There are also seven muscles on the inside of the leg that
contribute to what we call quad mass and shape. These include
the adductor magnus, adductor longus, adductor brevis, pectineus,
gracilis, psoas and iliacus. Referred to collectively as the
adductor muscles, they move your legs toward each other and
enable you to cross them. (The biceps femoris and gluteus
maxlinus contribute to adduction as well.)
When properly developed, the adductors create an inner sweep
to your quads that matches and complements the outer sweep,
not only increasing the thickness of your legs but also adding
to their total strength. Several of the adductors can also
contribute to the defined, striated character of a bodybuilder’s
legs in competition conditions.
| BEGINNING ROUTINE |
| Exercise |
Sets |
Reps |
|
| Leg extensions |
3 |
6-10 |
|
| Squats |
3 |
6-10 |
|
This quick workout introduces you to the demands of quad
training. Always start with a warmup on each exercise using
40 percent of the weight you’ll lift on your three work
sets. That’s important because each exercise works the
leg muscles differently. Try to do at least six reps per set,
and focus on progressive resistance. When you can do 10 reps
with a given weight, increase the weight. This will temporarily
lower the number of reps you can do, but over time you’ll
gain strength and get up to 10 again. When that happens, add
more weight.
Due to the stresses that the squat places on the body in general
and the lower back in particular, you should train your quads
only once a week. Lift heavy yet intelligently, and watch
as your legs pack on size.
Leg Extensions - There is much debate in
muscledom about the benefit and advisability of doing leg
extensions before squats. Some suggest that this will preexhaust
the quads, which, depending on your perspective, can be either
positive or negative. On the one hand, it makes no sense to
tire your quads to the point that your glutes and hams do
more of the work during your squats. While squats are hardly
an isolation exercise, you still want to work your quads as
much as possible. At the same time, heading straight into
three- or four-plate squats cold or even after an aerobic
warmup-seems like an invitation to injury. I’ve found
that my knee tendons never send warning signs about stress
during squats when I do leg extensions beforehand. They seem
to like being warmed up with extensions first. In fact, I
can lift more weight on squats without pain or injury-even
without wraps. Give it a try and see if you feel the same
difference.
Sit on the leg extension machine and position the back rest
so that your body is snug in the seat. Adjust the length of
the moving arm so that the cushions touch the center of your
ankles. Although your legs can be pivoted at the hip for different
variations of the exercise, your feet should be straight,
in-line with your legs. Raise the arm of the machine until
it’s parallel to the floor and your quads are fully
contracted. Hold for a second, then lower the arm slowly and
repeat.
Never let the arm go underneath the seat, even if that’s
its resting location. When you lower the weight, the angle
formed by your calves and hamstrings should never be less
than 90 degrees. Letting the arm drop beyond this point needlesslessly
stresses the knees. Never let the arm bounce off the bottom
either. If you’re lifting close to your bodyweight,
grab the seat to keep yourself in position.

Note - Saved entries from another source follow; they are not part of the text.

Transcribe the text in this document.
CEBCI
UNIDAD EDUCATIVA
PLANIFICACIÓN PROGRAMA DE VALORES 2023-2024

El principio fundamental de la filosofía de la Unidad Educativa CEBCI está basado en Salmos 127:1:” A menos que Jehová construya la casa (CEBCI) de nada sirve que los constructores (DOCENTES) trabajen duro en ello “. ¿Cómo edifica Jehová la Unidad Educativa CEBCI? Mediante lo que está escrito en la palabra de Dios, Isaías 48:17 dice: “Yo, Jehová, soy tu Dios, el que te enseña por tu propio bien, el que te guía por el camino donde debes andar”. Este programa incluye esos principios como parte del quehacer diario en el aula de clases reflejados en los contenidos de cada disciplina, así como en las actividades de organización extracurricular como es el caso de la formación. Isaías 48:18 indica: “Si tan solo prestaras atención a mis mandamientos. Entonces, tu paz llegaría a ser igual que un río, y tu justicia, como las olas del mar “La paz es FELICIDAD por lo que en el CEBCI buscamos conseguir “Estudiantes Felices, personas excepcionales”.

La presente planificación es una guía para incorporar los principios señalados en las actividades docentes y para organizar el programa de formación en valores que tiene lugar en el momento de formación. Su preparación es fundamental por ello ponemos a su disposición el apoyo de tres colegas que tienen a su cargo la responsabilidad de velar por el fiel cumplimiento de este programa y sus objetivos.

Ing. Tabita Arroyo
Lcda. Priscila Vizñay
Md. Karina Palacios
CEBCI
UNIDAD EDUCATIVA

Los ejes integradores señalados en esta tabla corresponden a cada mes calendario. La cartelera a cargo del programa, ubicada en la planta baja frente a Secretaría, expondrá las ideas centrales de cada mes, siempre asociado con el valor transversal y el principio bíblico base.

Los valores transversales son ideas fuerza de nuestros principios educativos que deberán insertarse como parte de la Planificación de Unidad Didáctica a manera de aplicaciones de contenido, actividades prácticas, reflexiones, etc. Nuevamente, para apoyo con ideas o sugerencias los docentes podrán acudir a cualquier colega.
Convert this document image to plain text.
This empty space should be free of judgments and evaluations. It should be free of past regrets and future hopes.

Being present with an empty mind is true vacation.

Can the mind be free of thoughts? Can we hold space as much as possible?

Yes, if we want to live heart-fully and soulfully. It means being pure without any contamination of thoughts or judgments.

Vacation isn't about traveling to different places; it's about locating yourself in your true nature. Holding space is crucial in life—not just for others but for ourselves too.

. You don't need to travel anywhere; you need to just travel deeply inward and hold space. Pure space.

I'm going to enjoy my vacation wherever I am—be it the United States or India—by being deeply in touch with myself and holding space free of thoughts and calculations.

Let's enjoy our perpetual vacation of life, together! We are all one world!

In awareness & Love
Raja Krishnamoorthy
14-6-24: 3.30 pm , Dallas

Squats - This movement works all of the leg
muscles and can promote dramatic growth. In fact, when it’s
performed properly, it’s the biggest muscle builder
of them all. When you descend into the squat, your back should
be perpendicular to the floor. While some forward motion is
inevitable, you can minimize this by placing a board or weights
beneath the soles of your feet. Depending on your height,
the thickness of the platform will vary from a five- to a
45-pound plate. Experiment with just the bar on your back
to find the elevation that works best for you.
Place the barbell on a rack so the bar is just below your
shoulder height. Then position yourself under the center of
the barbell so that it rests on the middle of your traps.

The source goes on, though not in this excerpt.